Dessa vez, Buena Vista Social Club desceu redondinho. Meu ouvido tinha evoluído um pouquinho, é claro, mas eu também estava mais atento a alguns detalhes específicos. Um deles, em especial, é o mote deste texto: a produção do americano Ry Cooder. Guitarrista de mão cheia, Ry Cooder é um explorador das profundezas dos Estados Unidos, passeando por folk, blues, bluegrass, country e uma série de outros ritmos específicos ao Norte do Rio Grande.
Em algum momento da adolescência, fiz um bom passeio pela sua discografia e me encantei por uma meia dúzia de canções – marcantes mesmo, são o disco A Meeting by the River, um encontro da guitarra de Cooder com a cítara indiana de V. M. Bhatt, e a faixa de abertura da trilha sonora do filme Paris, Texas, de Wim Wenders. Olha só que coisa bonita, com essa slide guitar característica – mais que isso, eu diria que quando penso em slide guitar, esse som é meu arquétipo do uso do instrumento.
Em 1996, Ry Cooder foi convidado por um produtor britânico para ir a Cuba, coordenar as gravações de um encontro de músicos do Mali com artistas locais. Por problemas de visto, os africanos nunca vieram, mas ele não se fez de rogado: decidiu aproveitar a oportunidade, reunir os artistas locais e coletar canções, gravando-as no estúdio da histórica gravadora Egrem. O resultado foi este disco, lançado em 1997, que acabou inspirando o filme homônimo do diretor alemão Win Wenders – colaboradores de longa data, Cooder e Wenders estavam trabalhando em um novo projeto, mas Cooder simplesmente não conseguia se concentrar, pois estava sempre pensando em voltar a Havana, diz a lenda. Eu entendo: tem horas que também estou sempre pensando em como voltar a Havana.

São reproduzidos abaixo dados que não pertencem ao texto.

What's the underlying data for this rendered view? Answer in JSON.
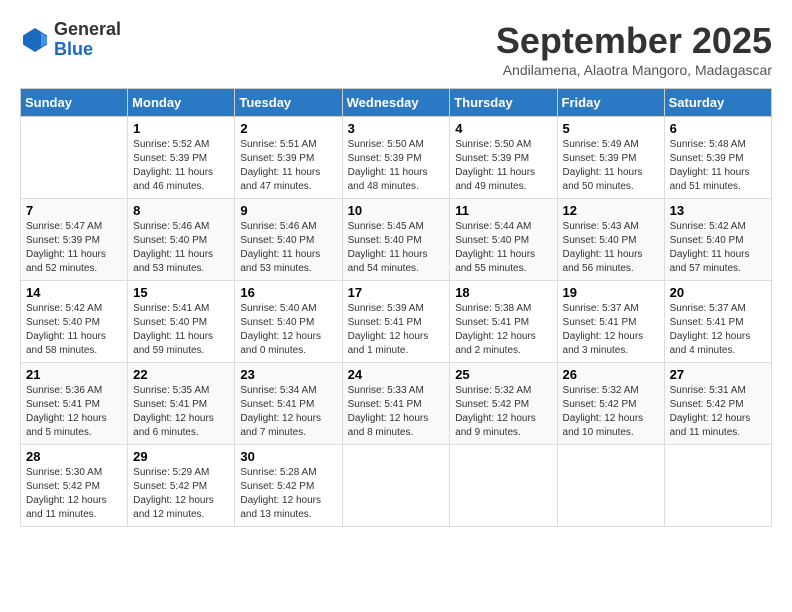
{
  "logo": {
    "general": "General",
    "blue": "Blue"
  },
  "title": "September 2025",
  "subtitle": "Andilamena, Alaotra Mangoro, Madagascar",
  "headers": [
    "Sunday",
    "Monday",
    "Tuesday",
    "Wednesday",
    "Thursday",
    "Friday",
    "Saturday"
  ],
  "weeks": [
    [
      {
        "day": "",
        "info": ""
      },
      {
        "day": "1",
        "info": "Sunrise: 5:52 AM\nSunset: 5:39 PM\nDaylight: 11 hours\nand 46 minutes."
      },
      {
        "day": "2",
        "info": "Sunrise: 5:51 AM\nSunset: 5:39 PM\nDaylight: 11 hours\nand 47 minutes."
      },
      {
        "day": "3",
        "info": "Sunrise: 5:50 AM\nSunset: 5:39 PM\nDaylight: 11 hours\nand 48 minutes."
      },
      {
        "day": "4",
        "info": "Sunrise: 5:50 AM\nSunset: 5:39 PM\nDaylight: 11 hours\nand 49 minutes."
      },
      {
        "day": "5",
        "info": "Sunrise: 5:49 AM\nSunset: 5:39 PM\nDaylight: 11 hours\nand 50 minutes."
      },
      {
        "day": "6",
        "info": "Sunrise: 5:48 AM\nSunset: 5:39 PM\nDaylight: 11 hours\nand 51 minutes."
      }
    ],
    [
      {
        "day": "7",
        "info": "Sunrise: 5:47 AM\nSunset: 5:39 PM\nDaylight: 11 hours\nand 52 minutes."
      },
      {
        "day": "8",
        "info": "Sunrise: 5:46 AM\nSunset: 5:40 PM\nDaylight: 11 hours\nand 53 minutes."
      },
      {
        "day": "9",
        "info": "Sunrise: 5:46 AM\nSunset: 5:40 PM\nDaylight: 11 hours\nand 53 minutes."
      },
      {
        "day": "10",
        "info": "Sunrise: 5:45 AM\nSunset: 5:40 PM\nDaylight: 11 hours\nand 54 minutes."
      },
      {
        "day": "11",
        "info": "Sunrise: 5:44 AM\nSunset: 5:40 PM\nDaylight: 11 hours\nand 55 minutes."
      },
      {
        "day": "12",
        "info": "Sunrise: 5:43 AM\nSunset: 5:40 PM\nDaylight: 11 hours\nand 56 minutes."
      },
      {
        "day": "13",
        "info": "Sunrise: 5:42 AM\nSunset: 5:40 PM\nDaylight: 11 hours\nand 57 minutes."
      }
    ],
    [
      {
        "day": "14",
        "info": "Sunrise: 5:42 AM\nSunset: 5:40 PM\nDaylight: 11 hours\nand 58 minutes."
      },
      {
        "day": "15",
        "info": "Sunrise: 5:41 AM\nSunset: 5:40 PM\nDaylight: 11 hours\nand 59 minutes."
      },
      {
        "day": "16",
        "info": "Sunrise: 5:40 AM\nSunset: 5:40 PM\nDaylight: 12 hours\nand 0 minutes."
      },
      {
        "day": "17",
        "info": "Sunrise: 5:39 AM\nSunset: 5:41 PM\nDaylight: 12 hours\nand 1 minute."
      },
      {
        "day": "18",
        "info": "Sunrise: 5:38 AM\nSunset: 5:41 PM\nDaylight: 12 hours\nand 2 minutes."
      },
      {
        "day": "19",
        "info": "Sunrise: 5:37 AM\nSunset: 5:41 PM\nDaylight: 12 hours\nand 3 minutes."
      },
      {
        "day": "20",
        "info": "Sunrise: 5:37 AM\nSunset: 5:41 PM\nDaylight: 12 hours\nand 4 minutes."
      }
    ],
    [
      {
        "day": "21",
        "info": "Sunrise: 5:36 AM\nSunset: 5:41 PM\nDaylight: 12 hours\nand 5 minutes."
      },
      {
        "day": "22",
        "info": "Sunrise: 5:35 AM\nSunset: 5:41 PM\nDaylight: 12 hours\nand 6 minutes."
      },
      {
        "day": "23",
        "info": "Sunrise: 5:34 AM\nSunset: 5:41 PM\nDaylight: 12 hours\nand 7 minutes."
      },
      {
        "day": "24",
        "info": "Sunrise: 5:33 AM\nSunset: 5:41 PM\nDaylight: 12 hours\nand 8 minutes."
      },
      {
        "day": "25",
        "info": "Sunrise: 5:32 AM\nSunset: 5:42 PM\nDaylight: 12 hours\nand 9 minutes."
      },
      {
        "day": "26",
        "info": "Sunrise: 5:32 AM\nSunset: 5:42 PM\nDaylight: 12 hours\nand 10 minutes."
      },
      {
        "day": "27",
        "info": "Sunrise: 5:31 AM\nSunset: 5:42 PM\nDaylight: 12 hours\nand 11 minutes."
      }
    ],
    [
      {
        "day": "28",
        "info": "Sunrise: 5:30 AM\nSunset: 5:42 PM\nDaylight: 12 hours\nand 11 minutes."
      },
      {
        "day": "29",
        "info": "Sunrise: 5:29 AM\nSunset: 5:42 PM\nDaylight: 12 hours\nand 12 minutes."
      },
      {
        "day": "30",
        "info": "Sunrise: 5:28 AM\nSunset: 5:42 PM\nDaylight: 12 hours\nand 13 minutes."
      },
      {
        "day": "",
        "info": ""
      },
      {
        "day": "",
        "info": ""
      },
      {
        "day": "",
        "info": ""
      },
      {
        "day": "",
        "info": ""
      }
    ]
  ]
}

Não vou aqui contar o resto da história, porque espero realmente que você assista o filme – ainda que Buena Vista Social Club não esteja presente em nenhum serviço de streaming, para complicar as coisas. O que queria falar sobre, na verdade, é uma das questões polêmicas em torno de disco e filme: a influência de um americano sobre o contexto local. Na hora de analisar criticamente Buena Vista, muita gente acha que Ry Cooder meteu a mão demais nos arranjos e na seleção de canções, deixando-as “menos cubanas”.
Preciso ir na linha contrária: sem sua interferência direta, talvez muitas dessas músicas nunca tivessem vencido o bloqueio imposto à ilha. Mais que isso: ao arranjá-las de maneira peculiar, Cooder também atualizou esse repertório de uma maneira muito singela, respeitando suas origens. Não foi só: é interessante ressaltar que as escolhas de arranjos e produção feitas por Cooder, que “limpam as músicas”, permitem que as verdadeiras estrelas brilhem: os cantores e instrumentistas cubanos e suas histórias de sobrevivência, de luta e do poder da arte, acima de tudo.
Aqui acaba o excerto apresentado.